While the first flyby of Europa by Voyager 2 in 1979 and Galileo in the 1980s, Drier said the interest in exploration wasn’t prioritized until the late 90s and on. After years of being placed on the backburner due to other missions and the recession, it took several more years for NASA to pursue Europa Clipper’s mission. Still, it was met with mixed support.
“We're in a cyclical period right now. It feels very familiar to 10 years ago when we were trying to get Europa, particularly for planetary exploration at NASA, where we're struggling to move Mars sample return forward, that effort has stymied,” Drier said. “There is a mission recommended to explore Uranus, a big orbiter mission that would be fantastic, that has no feasible way to get in the budget at least as projected right now. Budgets are very difficult for all of those right now, and even the smaller missions you know, like going to Venus, those are really struggling to get started.”
Missions like Europa Clipper rely on funding from the federal government. There are fundamental mismatches between long mission timelines and short terms of political offices, which Drier said exacerbates challenges surrounding missions like Europa Clipper getting off the ground. Despite this, Europa Clipper reshaped its mission to make an executable plan that could garner public support and hope for future missions, Drier said.
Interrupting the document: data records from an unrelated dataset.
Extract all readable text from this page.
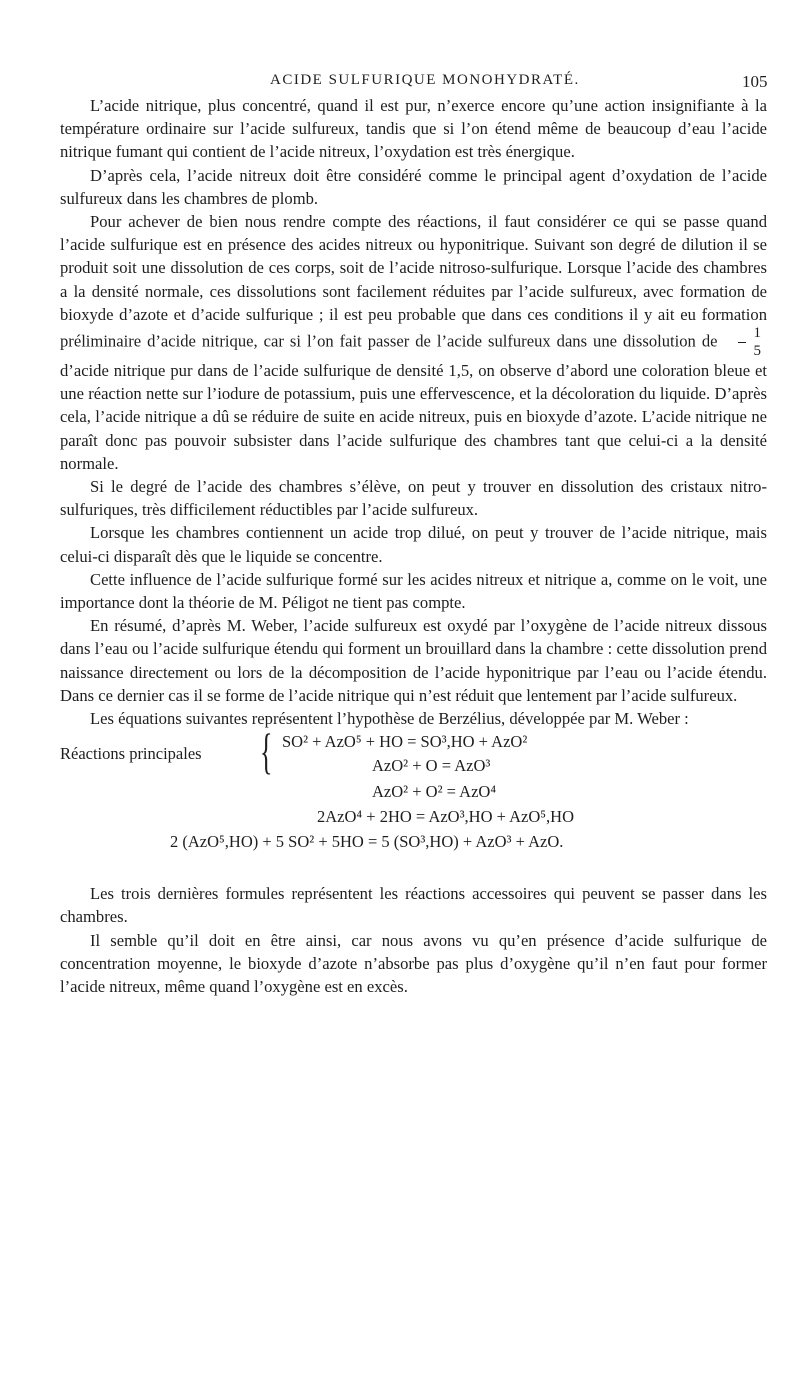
ACIDE SULFURIQUE MONOHYDRATÉ.	105

L’acide nitrique, plus concentré, quand il est pur, n’exerce encore qu’une action insignifiante à la température ordinaire sur l’acide sulfureux, tandis que si l’on étend même de beaucoup d’eau l’acide nitrique fumant qui contient de l’acide nitreux, l’oxydation est très énergique.

D’après cela, l’acide nitreux doit être considéré comme le principal agent d’oxydation de l’acide sulfureux dans les chambres de plomb.

Pour achever de bien nous rendre compte des réactions, il faut considérer ce qui se passe quand l’acide sulfurique est en présence des acides nitreux ou hyponitrique. Suivant son degré de dilution il se produit soit une dissolution de ces corps, soit de l’acide nitroso-sulfurique. Lorsque l’acide des chambres a la densité normale, ces dissolutions sont facilement réduites par l’acide sulfureux, avec formation de bioxyde d’azote et d’acide sulfurique ; il est peu probable que dans ces conditions il y ait eu formation préliminaire d’acide nitrique, car si l’on fait passer de l’acide sulfureux dans une dissolution de $\frac{1}{5}$
d’acide nitrique pur dans de l’acide sulfurique de densité 1,5, on observe d’abord une coloration bleue et une réaction nette sur l’iodure de potassium, puis une effervescence, et la décoloration du liquide. D’après cela, l’acide nitrique a dû se réduire de suite en acide nitreux, puis en bioxyde d’azote. L’acide nitrique ne paraît donc pas pouvoir subsister dans l’acide sulfurique des chambres tant que celui-ci a la densité normale.

Si le degré de l’acide des chambres s’élève, on peut y trouver en dissolution des cristaux nitro-sulfuriques, très difficilement réductibles par l’acide sulfureux.

Lorsque les chambres contiennent un acide trop dilué, on peut y trouver de l’acide nitrique, mais celui-ci disparaît dès que le liquide se concentre.

Cette influence de l’acide sulfurique formé sur les acides nitreux et nitrique a, comme on le voit, une importance dont la théorie de M. Péligot ne tient pas compte.

En résumé, d’après M. Weber, l’acide sulfureux est oxydé par l’oxygène de l’acide nitreux dissous dans l’eau ou l’acide sulfurique étendu qui forment un brouillard dans la chambre : cette dissolution prend naissance directement ou lors de la décomposition de l’acide hyponitrique par l’eau ou l’acide étendu. Dans ce dernier cas il se forme de l’acide nitrique qui n’est réduit que lentement par l’acide sulfureux.

Les équations suivantes représentent l’hypothèse de Berzélius, développée par M. Weber :

Réactions principales { SO² + AzO⁵ + HO = SO³,HO + AzO²
AzO² + O = AzO³
AzO² + O² = AzO⁴
2AzO⁴ + 2HO = AzO³,HO + AzO⁵,HO
2 (AzO⁵,HO) + 5 SO² + 5HO = 5 (SO³,HO) + AzO³ + AzO.

Les trois dernières formules représentent les réactions accessoires qui peuvent se passer dans les chambres.

Il semble qu’il doit en être ainsi, car nous avons vu qu’en présence d’acide sulfurique de concentration moyenne, le bioxyde d’azote n’absorbe pas plus d’oxygène qu’il n’en faut pour former l’acide nitreux, même quand l’oxygène est en excès.
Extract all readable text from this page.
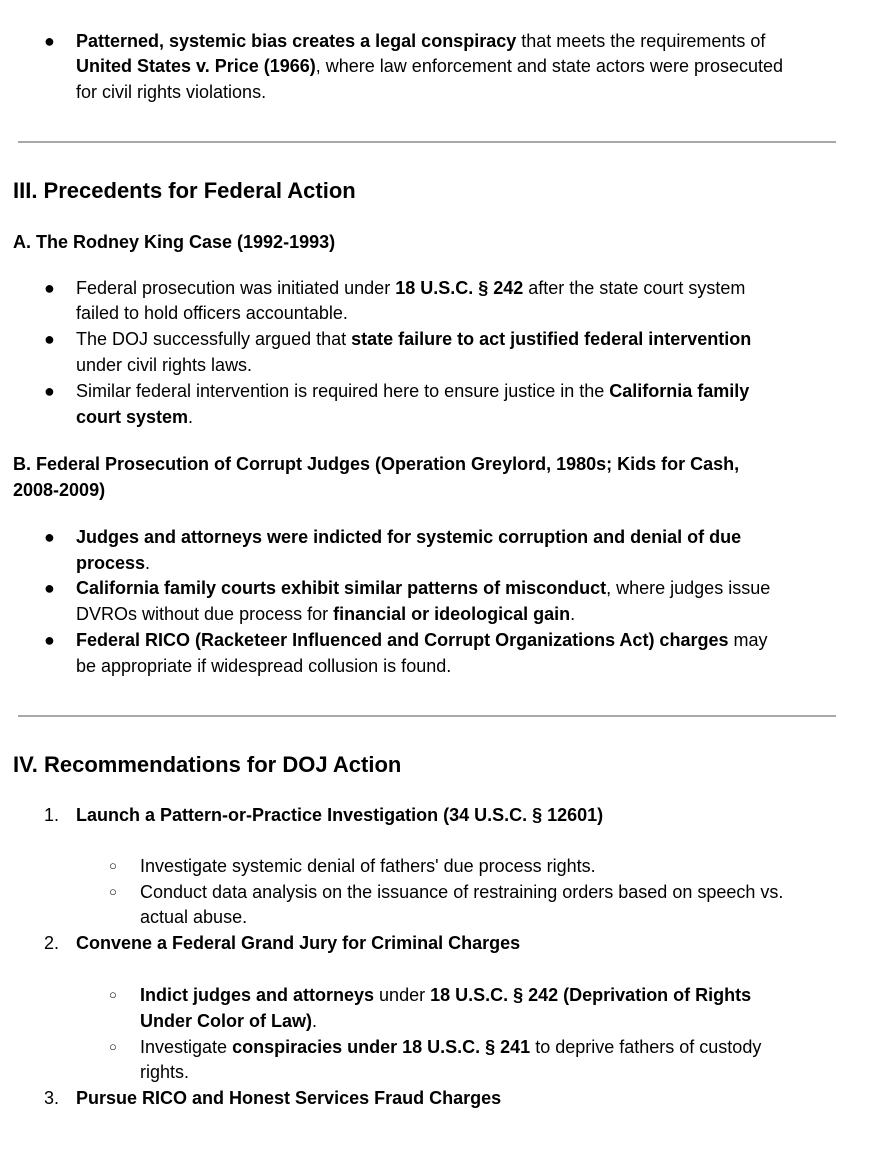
● Patterned, systemic bias creates a legal conspiracy that meets the requirements of
United States v. Price (1966), where law enforcement and state actors were prosecuted
for civil rights violations.
III. Precedents for Federal Action
A. The Rodney King Case (1992-1993)
● Federal prosecution was initiated under 18 U.S.C. § 242 after the state court system
failed to hold officers accountable.
● The DOJ successfully argued that state failure to act justified federal intervention
under civil rights laws.
● Similar federal intervention is required here to ensure justice in the California family
court system.
B. Federal Prosecution of Corrupt Judges (Operation Greylord, 1980s; Kids for Cash,
2008-2009)
● Judges and attorneys were indicted for systemic corruption and denial of due
process.
● California family courts exhibit similar patterns of misconduct, where judges issue
DVROs without due process for financial or ideological gain.
● Federal RICO (Racketeer Influenced and Corrupt Organizations Act) charges may
be appropriate if widespread collusion is found.
IV. Recommendations for DOJ Action
1. Launch a Pattern-or-Practice Investigation (34 U.S.C. § 12601)
○ Investigate systemic denial of fathers' due process rights.
○ Conduct data analysis on the issuance of restraining orders based on speech vs.
actual abuse.
2. Convene a Federal Grand Jury for Criminal Charges
○ Indict judges and attorneys under 18 U.S.C. § 242 (Deprivation of Rights
Under Color of Law).
○ Investigate conspiracies under 18 U.S.C. § 241 to deprive fathers of custody
rights.
3. Pursue RICO and Honest Services Fraud Charges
“It was really tough at the time,” Drier said. “So just to appreciate that this did change, that the system worked — and it doesn't change quickly, it doesn't happen fast —but sustained political pressure that has aligned support from scientific community and a path to success that can work and that can get us to these amazing things. Who knows what we're going to find at Europa, but when those images come down of this incredible surface, this alien world, this ocean world, presenting itself to humanity for the first time that should give us all this type of optimism. It's like, wow. What else can we do?”